Monday, July 18, 2011
A Three Story Life: Stress
An article on NPR this morning reads that AARP's Public Policy Institute report finds the toll on family caregivers huge. Ah. The next paragraph monetizes it. Ah shit. I clicked just now on the article, and while I'm waiting for it to load, the url box reads "valuing the invaluable." What do we learn by knowing the value of caregiver work is $450 billion? What is it globally where everyone is aging at the same speed? The idea of assigning a dollar figure to family caregiving is to figure out what outside money (government programs) or enterprise (caregiving entrepreneurs) has to be spent if family caregivers aren't available, expire, or go mad and are thus confined themselves to alternative care facilities, therefore needing government programs, yadayada. AARP can estimate, assign, number crunch and recommend 'til the cows come home, but with a decades-long global financial miasma like ours we'd better pray the cows are wearing money belts stuffed with gold. As federal government shrinks, states will bear more of the burden, and states are getting rid of aid programs as fast as they can sign legislation. Where are the reports about how to live and have caregiver support when the money is gone?
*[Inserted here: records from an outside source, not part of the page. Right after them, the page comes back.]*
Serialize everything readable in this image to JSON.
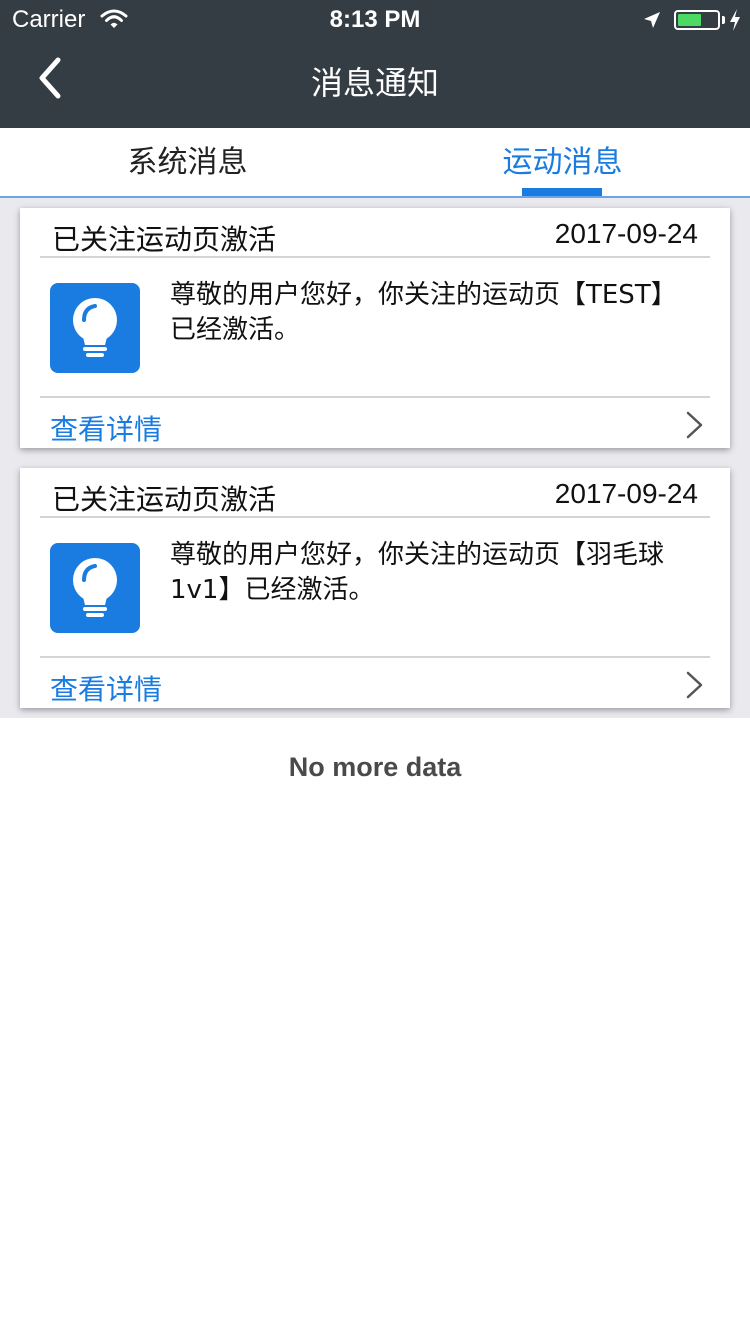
{
  "status_bar": {
    "carrier": "Carrier",
    "time": "8:13 PM",
    "battery_color": "#4cd964",
    "battery_level": 0.6
  },
  "nav": {
    "title": "消息通知",
    "back_icon": "chevron-left-icon"
  },
  "tabs": [
    {
      "label": "系统消息",
      "active": false
    },
    {
      "label": "运动消息",
      "active": true
    }
  ],
  "colors": {
    "accent": "#1a7be0",
    "header_bg": "#343c44"
  },
  "cards": [
    {
      "title": "已关注运动页激活",
      "date": "2017-09-24",
      "icon": "lightbulb-icon",
      "body": "尊敬的用户您好，你关注的运动页【TEST】已经激活。",
      "link": "查看详情"
    },
    {
      "title": "已关注运动页激活",
      "date": "2017-09-24",
      "icon": "lightbulb-icon",
      "body": "尊敬的用户您好，你关注的运动页【羽毛球 1v1】已经激活。",
      "link": "查看详情"
    }
  ],
  "footer": {
    "no_more": "No more data"
  }
}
My wonderful friends and caregiving colleagues are trying to figure out how to NOT monetize the whole bloomin' galaxy, and still maintain a semi-upright life. Part of the stress of caregiving is reports that put a financial value on what we do, as though it's the money to think about in the future, not the people involved. Calling caregiving an "unpaid contribution" isn't the dialogue we want hitting our eyeballs and eardrums. When do we talk about people? Why aren't we hearing the narrative of people who are comfortably transitioning into the next world, while making choices about how to make life about living, not where the next buck is coming from. Those are the stories that will help us caregivers. Not how much we're not being compensated. AARP needs to be lobbying for extended family communities, not government programs. The best government money can buy got us where we are now. We need to organize life around life. Screw the dollars.